When it comes to combating payments fraud, it helps to have insight from one who’s been in the trenches.
Stacy Arruda, a former special agent with the FBI and now executive director of the state of Florida ISAO on cybersecurity, said that part of the problem is that when it comes to protecting credit unions — and really any financial institution — danger lurks in what they don’t know.
As Arruda, who spoke at the PSCU Member Forum earlier this month, told Karen Webster: To be specific — the danger is in what you don’t know you don’t know.
We may know the ways to create better, stronger passwords. Ignore them at your peril. But at least the knowledge is there, the roadmap, the letters and number and punctuation marks that make it harder for the bad guys to get into your email and bank accounts.
But all too often we don’t know just who is on the other side of emails. These are malicious emails, the kind that spread viruses, or the kind that trick CFOs and other company execs into wiring money into accounts, never to be seen again.
There’s a lot of fodder out there for the scammers, said Arruda, with information on one’s comings and goings on Facebook, on LinkedIn and beyond. Thus, they craft missives that seems friendly, even familiar, lulling victims with e-mail addresses that may even be, on first or second glance, legit.
“You should never blindly click on email,” she told Webster. At the very least, don’t open it on your company’s network.
Of the bad guys, she said, “depending on the complexity or the level of security at the industry that they’re targeting, they could send an email that could have a piece of malicious code in an attachment. They could send an email with an infected Word document — or if they’re trying to break into a government agency or defense contractor, they could send an email that has the malicious code built into the email and all you have to do is open the email.”
The attacks are targeted ones, said Arruda, who noted that hackers don’t usually directly try to hack banks or credit unions, but instead try to get access through the aforementioned email campaigns, where the credentials are stolen and the stolen credentials are leveraged to gain access to the FI.
Yes, said Arruda, the FIs spend tremendous amounts of money on cybersecurity defense … but when an unwitting employee clicks on the wrong email, “all that money goes down the tubes,” said Arruda.
The Great Trade-Off
Arruda noted the continuing trade-off that exists between a fictionless online interaction with the bank and one where security is the guiding factor. “If you want to have a very secure institution and secure network, it’s going to take you a little longer to log on. You’re going to probably have two or three factor authentication,” she told Webster. “So it’s not that instant gratification that people are used to … we’ve got to find a happy medium.”
Who Are the Bad Guys?
Webster asked who lies behind the attacks. Criminal rings or state sponsored agents … or are they individuals?
“It’s not organized crime,” said Arruda, “like you would think of with the Mob where everybody knows everybody.”
Across the dark reaches of the internet, she explained, criminal groups come together and each group has a different skill set. One group may have the skill set of writing the malicious code. Group two may be tasked with finding the computers that are susceptible to that malicious code. Group three may be hackers who go in and harvest the data — the credit cards, for example. And as for these far-flung groups getting paid?
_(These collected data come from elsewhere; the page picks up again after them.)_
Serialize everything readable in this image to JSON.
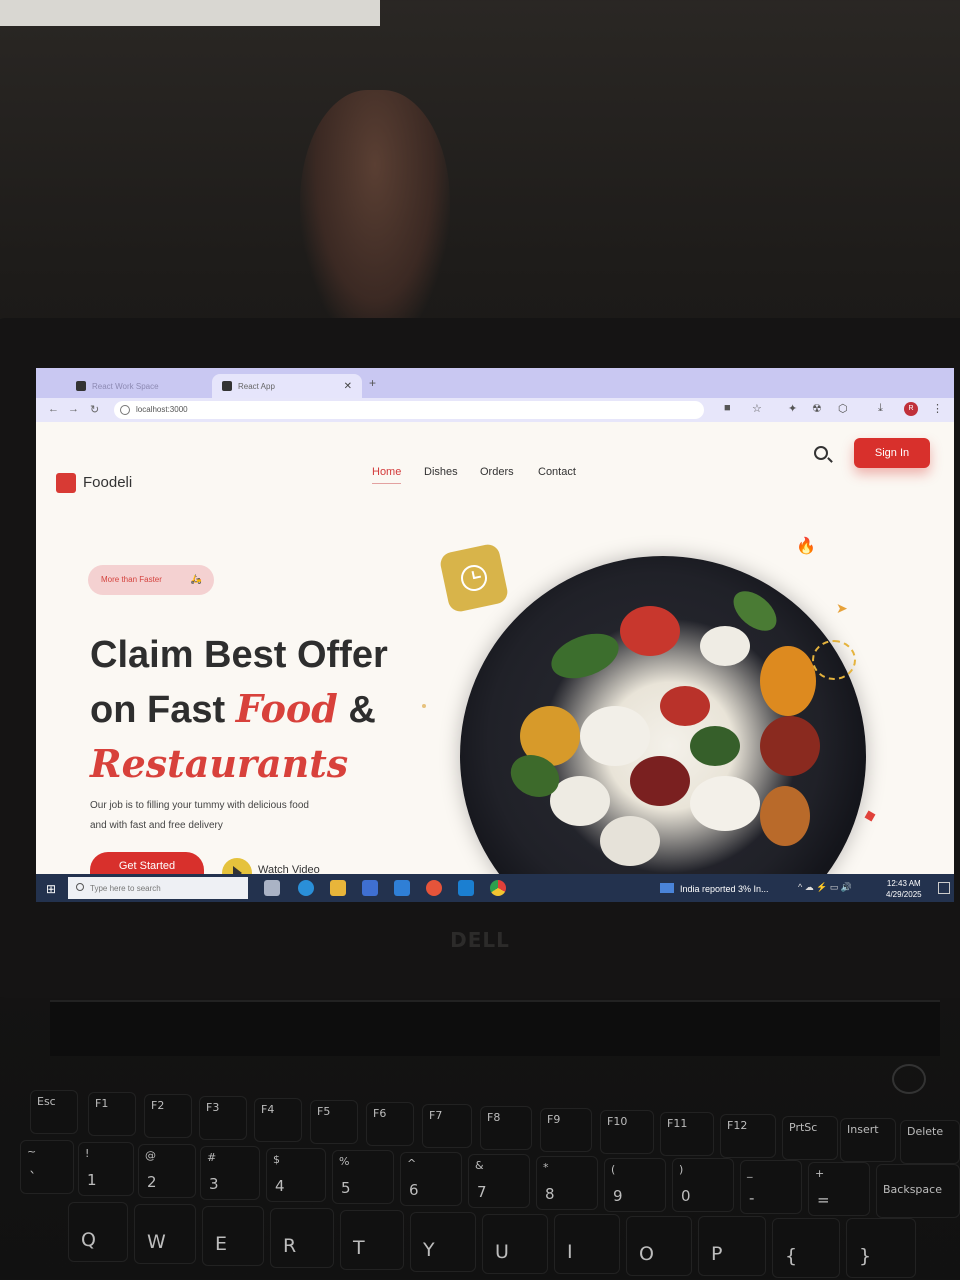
{
  "browser": {
    "tabs": [
      {
        "label": "React Work Space"
      },
      {
        "label": "React App"
      }
    ],
    "url": "localhost:3000"
  },
  "site": {
    "logo": "Foodeli",
    "nav": [
      "Home",
      "Dishes",
      "Orders",
      "Contact"
    ],
    "active_nav": "Home",
    "signin_label": "Sign In",
    "pill_label": "More than Faster",
    "headline": {
      "line1": "Claim Best Offer",
      "line2a": "on Fast ",
      "line2_accent": "Food",
      "line2b": " &",
      "line3_accent": "Restaurants"
    },
    "description_l1": "Our job is to filling your tummy with delicious food",
    "description_l2": "and  with fast and free delivery",
    "cta_label": "Get Started",
    "watch_label": "Watch Video"
  },
  "taskbar": {
    "search_placeholder": "Type here to search",
    "news": "India reported 3% In...",
    "time": "12:43 AM",
    "date": "4/29/2025"
  },
  "device": {
    "brand": "DELL"
  },
  "keyboard": {
    "row_fn": [
      "Esc",
      "F1",
      "F2",
      "F3",
      "F4",
      "F5",
      "F6",
      "F7",
      "F8",
      "F9",
      "F10",
      "F11",
      "F12",
      "PrtSc",
      "Insert",
      "Delete"
    ],
    "row_num_top": [
      "~",
      "!",
      "@",
      "#",
      "$",
      "%",
      "^",
      "&",
      "*",
      "(",
      ")",
      "_",
      "+"
    ],
    "row_num": [
      "`",
      "1",
      "2",
      "3",
      "4",
      "5",
      "6",
      "7",
      "8",
      "9",
      "0",
      "-",
      "=",
      "Backspace"
    ],
    "row_q": [
      "Q",
      "W",
      "E",
      "R",
      "T",
      "Y",
      "U",
      "I",
      "O",
      "P",
      "{",
      "}"
    ]
  },
  "colors": {
    "brand_red": "#d8302c",
    "accent_yellow": "#d8b44a",
    "page_bg": "#fbf8f3",
    "taskbar": "#23324e",
    "tabbar": "#c9c8f2"
  }
}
Call it honor among thieves — and as Webster noted, the age of faster payments has made it increasingly harder for authorities to recover those ill-gotten gains.
What to Do
Education from FIs has been key, noted Arruda, who added that warnings from banks and credit unions has increased awareness about various scams including business e-mail compromises.
But, as they say, prevention begins at home. The majority of individuals who have computers at home do not practice “defense in depth” said Arruda. “Look at your security like an onion. The onion has several layers. And as the layers overlap they catch things that would fall through a single layer.”
She added that “you would need to make sure that your system is patched. You would need to make sure that you have antivirus and it’s up to date. You would need to run a firewall and you need to have everything working together because antivirus only catches about 35 percent of the threat.”